14 Fez-se então o ar mais denso, como cheio dum incenso Que anjos dessem, cujos leves passos soam musicais. "Maldito!", a mim disse, "deu-te Deus, por anjos concedeu-te O esquecimento; valeu-te. Toma-o, esquece, com teus ais, O nome da que não esqueces, e que faz esses teus ais!" Disse o corvo, "Nunca mais".
15 "Profeta", disse eu, "profeta - ou demônio ou ave preta! Fosse diabo ou tempestade quem te trouxe a meus umbrais, A este luto e este degredo, a esta noite e este segredo, A esta casa de ância e medo, dize a esta alma a quem atrais Se há um bálsamo longínquo para esta alma a quem atrais! Disse o corvo, "Nunca mais".
16 "Profeta", disse eu, "profeta - ou demônio ou ave preta! Pelo Deus ante quem ambos somos fracos e mortais.

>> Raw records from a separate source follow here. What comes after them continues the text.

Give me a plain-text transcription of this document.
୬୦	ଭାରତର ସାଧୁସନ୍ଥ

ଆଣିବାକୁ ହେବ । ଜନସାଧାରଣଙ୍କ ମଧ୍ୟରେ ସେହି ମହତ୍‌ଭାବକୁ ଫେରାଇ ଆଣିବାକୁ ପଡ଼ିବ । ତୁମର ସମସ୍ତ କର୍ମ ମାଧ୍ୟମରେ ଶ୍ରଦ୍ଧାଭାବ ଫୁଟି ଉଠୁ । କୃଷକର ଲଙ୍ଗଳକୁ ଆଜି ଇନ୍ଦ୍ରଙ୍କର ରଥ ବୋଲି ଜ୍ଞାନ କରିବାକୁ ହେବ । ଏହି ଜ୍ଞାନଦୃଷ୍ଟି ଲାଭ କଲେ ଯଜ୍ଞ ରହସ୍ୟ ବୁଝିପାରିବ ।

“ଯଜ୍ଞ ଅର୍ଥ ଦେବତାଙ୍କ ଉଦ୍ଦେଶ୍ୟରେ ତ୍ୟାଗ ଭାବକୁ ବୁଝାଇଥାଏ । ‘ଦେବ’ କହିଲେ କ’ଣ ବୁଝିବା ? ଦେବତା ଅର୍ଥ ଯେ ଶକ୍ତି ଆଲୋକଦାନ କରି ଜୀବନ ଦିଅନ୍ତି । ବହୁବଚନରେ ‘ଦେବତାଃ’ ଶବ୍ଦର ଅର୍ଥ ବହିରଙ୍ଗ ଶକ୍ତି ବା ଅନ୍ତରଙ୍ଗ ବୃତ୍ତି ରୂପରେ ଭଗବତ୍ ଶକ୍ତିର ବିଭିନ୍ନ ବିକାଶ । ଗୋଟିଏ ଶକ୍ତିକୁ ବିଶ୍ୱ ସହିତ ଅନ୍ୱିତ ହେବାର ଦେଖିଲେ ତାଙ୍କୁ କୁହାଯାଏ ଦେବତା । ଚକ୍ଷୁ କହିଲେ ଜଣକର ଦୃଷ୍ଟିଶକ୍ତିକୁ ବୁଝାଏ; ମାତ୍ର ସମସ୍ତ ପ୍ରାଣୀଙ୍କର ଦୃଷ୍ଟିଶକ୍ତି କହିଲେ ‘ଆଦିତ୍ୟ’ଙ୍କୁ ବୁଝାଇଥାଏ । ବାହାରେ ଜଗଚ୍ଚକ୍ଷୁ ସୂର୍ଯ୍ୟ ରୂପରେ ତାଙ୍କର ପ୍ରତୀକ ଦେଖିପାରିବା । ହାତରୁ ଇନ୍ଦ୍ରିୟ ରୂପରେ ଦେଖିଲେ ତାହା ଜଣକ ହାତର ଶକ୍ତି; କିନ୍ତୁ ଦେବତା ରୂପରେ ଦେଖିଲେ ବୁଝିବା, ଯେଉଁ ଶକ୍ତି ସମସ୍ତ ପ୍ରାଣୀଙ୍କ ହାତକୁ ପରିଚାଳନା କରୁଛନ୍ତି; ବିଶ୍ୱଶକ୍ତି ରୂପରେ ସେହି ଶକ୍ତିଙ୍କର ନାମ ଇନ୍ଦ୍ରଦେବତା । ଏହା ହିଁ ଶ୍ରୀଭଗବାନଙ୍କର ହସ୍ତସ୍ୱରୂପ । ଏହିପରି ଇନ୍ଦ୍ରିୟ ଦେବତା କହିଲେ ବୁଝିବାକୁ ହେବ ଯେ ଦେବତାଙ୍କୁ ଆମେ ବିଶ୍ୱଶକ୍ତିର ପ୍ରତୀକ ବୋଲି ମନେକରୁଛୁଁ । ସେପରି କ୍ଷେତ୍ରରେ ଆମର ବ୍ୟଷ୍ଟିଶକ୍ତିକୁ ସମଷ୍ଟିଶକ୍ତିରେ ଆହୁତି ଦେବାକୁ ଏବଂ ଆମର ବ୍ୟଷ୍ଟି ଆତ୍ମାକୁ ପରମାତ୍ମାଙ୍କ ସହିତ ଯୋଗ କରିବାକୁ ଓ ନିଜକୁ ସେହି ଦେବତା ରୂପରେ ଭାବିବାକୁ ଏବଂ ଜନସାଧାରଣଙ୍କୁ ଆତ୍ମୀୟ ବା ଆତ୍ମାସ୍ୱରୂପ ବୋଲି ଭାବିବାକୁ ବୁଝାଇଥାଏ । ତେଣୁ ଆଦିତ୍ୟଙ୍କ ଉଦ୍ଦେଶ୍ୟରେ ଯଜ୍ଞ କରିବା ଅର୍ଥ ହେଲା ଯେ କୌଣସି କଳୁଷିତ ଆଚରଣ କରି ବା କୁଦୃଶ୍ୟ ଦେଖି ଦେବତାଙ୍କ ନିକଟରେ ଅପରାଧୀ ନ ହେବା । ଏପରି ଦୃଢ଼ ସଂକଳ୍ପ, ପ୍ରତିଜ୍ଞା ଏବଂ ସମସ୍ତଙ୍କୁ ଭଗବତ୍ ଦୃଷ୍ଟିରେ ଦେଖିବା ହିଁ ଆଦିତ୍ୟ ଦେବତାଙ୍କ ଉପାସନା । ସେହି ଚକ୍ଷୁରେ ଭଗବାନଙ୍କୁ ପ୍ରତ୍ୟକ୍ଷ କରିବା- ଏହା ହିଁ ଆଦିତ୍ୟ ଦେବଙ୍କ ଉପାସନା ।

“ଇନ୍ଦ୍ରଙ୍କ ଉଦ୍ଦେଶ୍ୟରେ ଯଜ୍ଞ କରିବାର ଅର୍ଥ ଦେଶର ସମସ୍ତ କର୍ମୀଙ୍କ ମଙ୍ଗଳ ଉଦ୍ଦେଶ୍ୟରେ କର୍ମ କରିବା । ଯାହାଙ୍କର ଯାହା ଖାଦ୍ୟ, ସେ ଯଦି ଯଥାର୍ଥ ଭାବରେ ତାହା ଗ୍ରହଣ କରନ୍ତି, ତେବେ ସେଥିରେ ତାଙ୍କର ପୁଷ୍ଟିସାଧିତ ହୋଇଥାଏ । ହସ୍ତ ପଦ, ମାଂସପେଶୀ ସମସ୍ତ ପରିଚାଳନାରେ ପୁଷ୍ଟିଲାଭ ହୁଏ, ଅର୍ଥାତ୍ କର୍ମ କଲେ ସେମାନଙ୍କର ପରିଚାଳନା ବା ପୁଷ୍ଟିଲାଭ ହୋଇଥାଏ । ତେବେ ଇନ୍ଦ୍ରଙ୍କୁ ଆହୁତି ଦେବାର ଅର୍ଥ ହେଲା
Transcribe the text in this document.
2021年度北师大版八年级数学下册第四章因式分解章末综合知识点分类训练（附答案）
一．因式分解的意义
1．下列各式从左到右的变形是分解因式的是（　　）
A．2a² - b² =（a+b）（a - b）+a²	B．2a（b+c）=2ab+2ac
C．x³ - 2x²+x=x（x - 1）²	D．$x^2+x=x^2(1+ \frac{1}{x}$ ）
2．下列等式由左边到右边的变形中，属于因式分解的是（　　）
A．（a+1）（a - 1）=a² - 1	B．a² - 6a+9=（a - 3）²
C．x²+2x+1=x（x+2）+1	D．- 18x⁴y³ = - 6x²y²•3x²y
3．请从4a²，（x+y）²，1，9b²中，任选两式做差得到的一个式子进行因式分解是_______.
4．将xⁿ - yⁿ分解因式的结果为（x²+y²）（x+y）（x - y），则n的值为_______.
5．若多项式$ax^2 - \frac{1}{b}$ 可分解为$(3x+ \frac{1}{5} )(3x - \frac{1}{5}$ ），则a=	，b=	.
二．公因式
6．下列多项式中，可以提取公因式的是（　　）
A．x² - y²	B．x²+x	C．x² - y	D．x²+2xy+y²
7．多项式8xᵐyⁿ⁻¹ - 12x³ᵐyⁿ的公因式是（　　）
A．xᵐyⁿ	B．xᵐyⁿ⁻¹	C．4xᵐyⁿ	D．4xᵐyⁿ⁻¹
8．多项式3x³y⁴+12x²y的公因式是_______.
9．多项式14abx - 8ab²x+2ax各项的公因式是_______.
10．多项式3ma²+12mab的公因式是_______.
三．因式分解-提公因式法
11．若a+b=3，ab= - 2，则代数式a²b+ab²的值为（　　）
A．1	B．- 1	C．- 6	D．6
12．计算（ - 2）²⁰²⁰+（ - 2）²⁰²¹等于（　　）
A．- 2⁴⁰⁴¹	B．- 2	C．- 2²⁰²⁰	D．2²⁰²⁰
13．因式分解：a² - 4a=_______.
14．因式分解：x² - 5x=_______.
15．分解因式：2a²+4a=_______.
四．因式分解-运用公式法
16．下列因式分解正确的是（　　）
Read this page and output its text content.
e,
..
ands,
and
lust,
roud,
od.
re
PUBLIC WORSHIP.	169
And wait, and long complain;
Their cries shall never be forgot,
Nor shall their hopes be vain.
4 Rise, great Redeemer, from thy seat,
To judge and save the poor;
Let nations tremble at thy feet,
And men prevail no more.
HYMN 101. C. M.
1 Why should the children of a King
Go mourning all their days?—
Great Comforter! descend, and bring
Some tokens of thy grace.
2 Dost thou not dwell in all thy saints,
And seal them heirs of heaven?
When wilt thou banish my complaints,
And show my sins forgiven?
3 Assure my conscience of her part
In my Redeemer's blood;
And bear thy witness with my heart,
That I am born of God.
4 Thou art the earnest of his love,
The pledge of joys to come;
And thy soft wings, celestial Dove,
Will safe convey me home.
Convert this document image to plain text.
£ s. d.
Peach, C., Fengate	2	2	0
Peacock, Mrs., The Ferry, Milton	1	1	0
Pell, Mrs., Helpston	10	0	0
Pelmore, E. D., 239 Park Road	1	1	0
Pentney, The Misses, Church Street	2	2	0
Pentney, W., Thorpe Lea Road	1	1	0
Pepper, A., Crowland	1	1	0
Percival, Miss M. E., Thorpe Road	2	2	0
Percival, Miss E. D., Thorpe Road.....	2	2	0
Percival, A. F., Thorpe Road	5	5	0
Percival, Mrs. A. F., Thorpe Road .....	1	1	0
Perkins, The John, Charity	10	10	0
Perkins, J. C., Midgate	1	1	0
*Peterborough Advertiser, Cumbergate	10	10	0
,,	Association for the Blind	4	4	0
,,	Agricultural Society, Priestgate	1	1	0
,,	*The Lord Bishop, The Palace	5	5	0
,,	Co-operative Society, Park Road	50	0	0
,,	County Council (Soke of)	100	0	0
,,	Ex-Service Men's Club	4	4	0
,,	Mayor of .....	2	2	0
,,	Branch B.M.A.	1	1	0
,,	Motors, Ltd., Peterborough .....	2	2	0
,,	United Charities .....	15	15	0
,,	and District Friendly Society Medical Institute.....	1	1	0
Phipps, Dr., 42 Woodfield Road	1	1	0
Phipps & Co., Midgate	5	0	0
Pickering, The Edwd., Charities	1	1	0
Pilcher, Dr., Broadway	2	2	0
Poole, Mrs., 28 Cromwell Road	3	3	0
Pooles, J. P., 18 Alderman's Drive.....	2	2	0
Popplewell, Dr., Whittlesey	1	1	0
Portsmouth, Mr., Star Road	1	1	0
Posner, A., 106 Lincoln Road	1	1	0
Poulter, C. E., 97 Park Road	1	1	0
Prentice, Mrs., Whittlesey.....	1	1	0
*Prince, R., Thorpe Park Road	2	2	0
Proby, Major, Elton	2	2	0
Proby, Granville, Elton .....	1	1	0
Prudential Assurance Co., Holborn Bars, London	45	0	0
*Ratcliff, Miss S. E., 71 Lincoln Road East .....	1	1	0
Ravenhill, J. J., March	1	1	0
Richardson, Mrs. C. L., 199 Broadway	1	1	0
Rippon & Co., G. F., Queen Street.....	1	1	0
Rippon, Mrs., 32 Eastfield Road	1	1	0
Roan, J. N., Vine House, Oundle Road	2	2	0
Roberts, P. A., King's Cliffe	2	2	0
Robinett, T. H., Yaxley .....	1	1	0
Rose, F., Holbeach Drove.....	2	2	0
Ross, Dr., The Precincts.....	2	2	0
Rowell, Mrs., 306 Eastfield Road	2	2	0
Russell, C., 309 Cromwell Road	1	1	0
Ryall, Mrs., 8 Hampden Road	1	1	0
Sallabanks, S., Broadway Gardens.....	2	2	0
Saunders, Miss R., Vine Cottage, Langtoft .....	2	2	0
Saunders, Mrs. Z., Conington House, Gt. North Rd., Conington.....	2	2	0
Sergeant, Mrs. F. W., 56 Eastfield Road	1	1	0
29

Dize a esta alma entristecida se no Édem de outra vida Verá essa hoje perdida entre hostes celestiais, Essa cujo nome sabem as hostes celestiais!" Disse o corvo, "Nunca mais".
17 "Que esse grito nos aparte, ave ou diabo!", eu disse. "Parte! Torna á noite e à tempestade! Torna às trevas infernais! Não deixes pena que ateste a mentira que disseste! Minha solidão me reste! Tira-te de meus umbrais! Tira o vulto de meu peito e a sombra de meus umbrais!" Disse o corvo, "Nunca mais".
18 E o corvo, na noite infinda, está ainda, está ainda No alvo busto de Atena que há por sobre os meus umbrais. Seu olhar tem a medonha cor de um demônio que sonha, E a luz lança-lhe a tristonha sombra no chão há mais e mais, Libertar-se-á... nunca mais!